Ornua’s Condon is optimistic that the shipping issues will resolve in time to prevent any lasting damage. “Things will persist certainly for the medium term, we don’t see any immediate changes, but we don’t see long-lasting effects either,” he said. 

“Inflated demand from Covid will unwind, that will happen eventually, and the supply will catch up. These are not things that happen quickly, but it will happen over time, not this year, but maybe the middle of next year. Until then, the whole industry will have to learn to deal with the increased prices.”

The IEA’s McKeever agreed, saying the supply issues won’t lower the country’s GDP, but more vulnerable companies will take hits to their bottom line. “Everyone is dealing with the same costs, but the impact will have to do with how those costs carry through the company and if they can handle them,” he said.

Keenan’s Higgins is not as optimistic that things will return to normal any time soon. 

“The indication was it would end mid-year, and we saw that corrected to the second half of the year, but that hasn’t happened,” Higgins said. “Q3 has maintained the same prices and in Q4 we project further increases.
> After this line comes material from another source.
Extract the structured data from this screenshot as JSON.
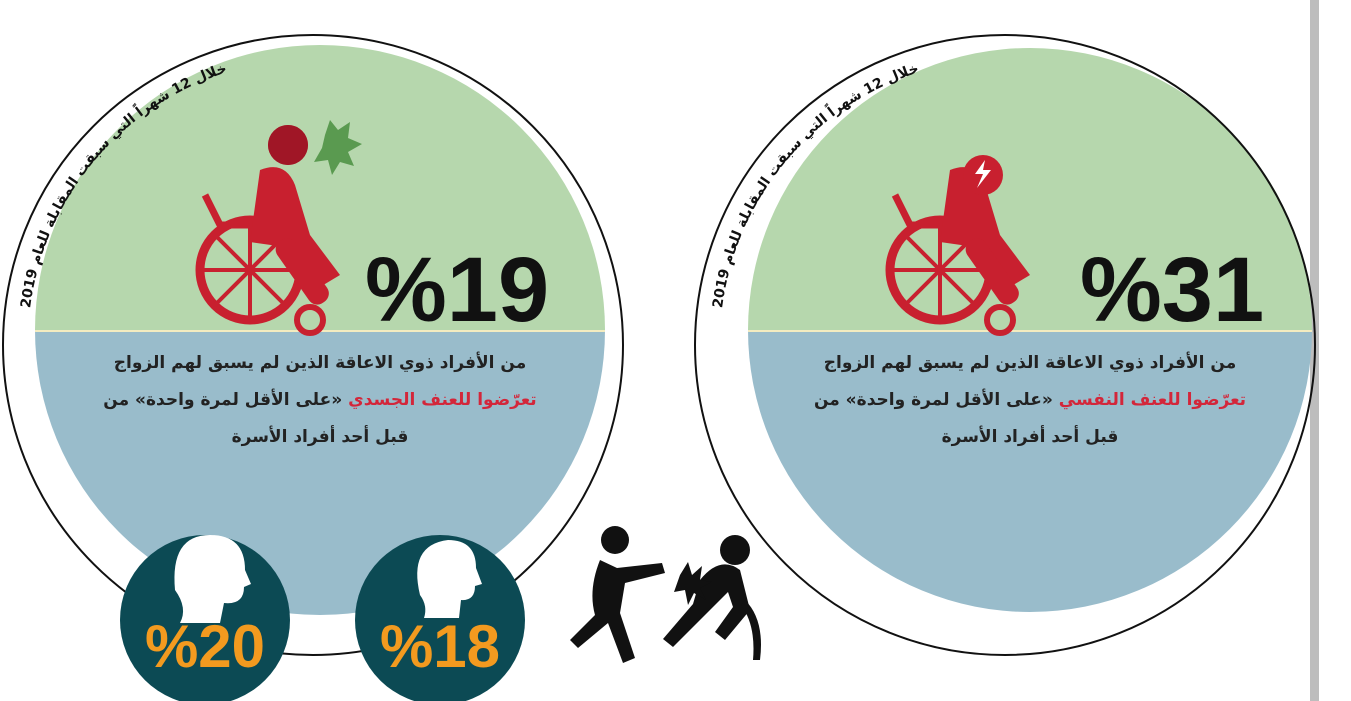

Logic will tell you that it will change at some stage, but I just think it will find a new normal.”

Higgins said he expects Keenan to maintain its marked-up prices in the long term as well.

If the hiked container costs and supply chain issues last longer than 18 months, Irish companies may be forced to invest millions in reevaluating their long-term exporting schemes, according to IBEC.

“These cost issues could definitely result in a nationwide change to supply chains were it to last a long time,” IBEC’s Brady said. 

Regardless of the longevity of the shipping crisis, many businesses are confident they will weather the storm.

“I’ve been in business 25 years, we’ve kind of seen it all and been able to manage it all,” Ornua’s Condon said. 

EI’s O’Neil agreed, saying, “Irish businesses are resilient beasts. We are a small nation, but we are an international, outlooking nation. We do business in every corner of the world, and we will continue to, no matter what.”